How am I so sure that this so-called comedy is really a tragedy? Going back to the birth of the “Theatre” itself and the emergence of “Tragedy” as an artform, I have looked to the ancient Greeks for guidance.
In his treatise, Poetics (circa 330 BCE), the great philosopher Aristotle lays down the guidelines and requirements for Tragedy. The two most essential elements of a tragic plot are: PITY & FEAR. There are many more, including Reversal, Recognition and Suffering.
As defined by Aristotle, each element has their place and purpose in creating a tragic story and “a serious situation of importance, weight and magnitude.”
In both my written blog, The Tragedy of the Shrew, and The Shrew Review Vlog, I will take the deepest of dives into why we must start looking at The Taming of the Shrew differently. I will cover exactly how and where Shakespeare’s text meets every requirement for tragedy. Every. Single. One. I will prove why it is time to move this “problem play” from the Comedy column to the Tragedy column.

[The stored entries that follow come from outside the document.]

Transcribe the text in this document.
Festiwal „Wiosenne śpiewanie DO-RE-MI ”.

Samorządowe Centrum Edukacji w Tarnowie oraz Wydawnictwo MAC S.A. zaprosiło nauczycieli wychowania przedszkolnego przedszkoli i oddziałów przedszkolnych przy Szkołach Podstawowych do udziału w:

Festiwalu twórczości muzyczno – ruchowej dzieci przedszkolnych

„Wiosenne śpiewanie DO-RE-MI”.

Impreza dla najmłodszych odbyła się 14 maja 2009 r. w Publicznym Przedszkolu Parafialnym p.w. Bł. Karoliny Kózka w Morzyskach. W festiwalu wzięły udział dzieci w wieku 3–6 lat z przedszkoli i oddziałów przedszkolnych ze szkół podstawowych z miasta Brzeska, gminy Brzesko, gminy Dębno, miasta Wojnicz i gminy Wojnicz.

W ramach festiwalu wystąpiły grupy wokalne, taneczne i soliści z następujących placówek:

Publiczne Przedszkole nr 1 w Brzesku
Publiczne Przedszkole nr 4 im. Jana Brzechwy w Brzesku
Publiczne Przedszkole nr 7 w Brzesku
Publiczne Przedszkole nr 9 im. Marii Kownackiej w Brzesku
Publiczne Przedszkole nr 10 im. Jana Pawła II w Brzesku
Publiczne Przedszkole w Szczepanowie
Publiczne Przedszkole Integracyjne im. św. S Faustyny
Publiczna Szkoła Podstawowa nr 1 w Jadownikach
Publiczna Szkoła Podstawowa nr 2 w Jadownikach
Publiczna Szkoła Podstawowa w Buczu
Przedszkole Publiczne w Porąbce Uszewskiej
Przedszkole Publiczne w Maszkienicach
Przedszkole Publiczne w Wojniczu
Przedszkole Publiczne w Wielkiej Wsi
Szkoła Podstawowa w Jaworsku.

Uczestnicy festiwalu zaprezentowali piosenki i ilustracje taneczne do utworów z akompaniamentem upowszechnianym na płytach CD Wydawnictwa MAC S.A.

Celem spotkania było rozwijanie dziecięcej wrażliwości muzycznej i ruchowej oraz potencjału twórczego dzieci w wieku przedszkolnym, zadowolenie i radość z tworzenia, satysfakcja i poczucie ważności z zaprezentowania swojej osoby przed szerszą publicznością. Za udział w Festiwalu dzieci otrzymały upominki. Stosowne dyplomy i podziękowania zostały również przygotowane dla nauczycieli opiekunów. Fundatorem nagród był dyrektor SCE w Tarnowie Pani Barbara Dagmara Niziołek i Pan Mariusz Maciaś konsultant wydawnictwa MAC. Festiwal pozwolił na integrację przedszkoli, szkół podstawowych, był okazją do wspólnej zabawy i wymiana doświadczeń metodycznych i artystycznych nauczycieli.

It’s time to stop pretending that The Taming of the Shrew is a farcical romantic comedy. It’s time to take Katherina the Shrew at her word and believe her when she says,
“I must forsooth be forced to give my hand, opposed against my heart.”
Beginning with the most important elements, if anything evokes Pity & Fear, I’d say forced marriage is right at the top of that list.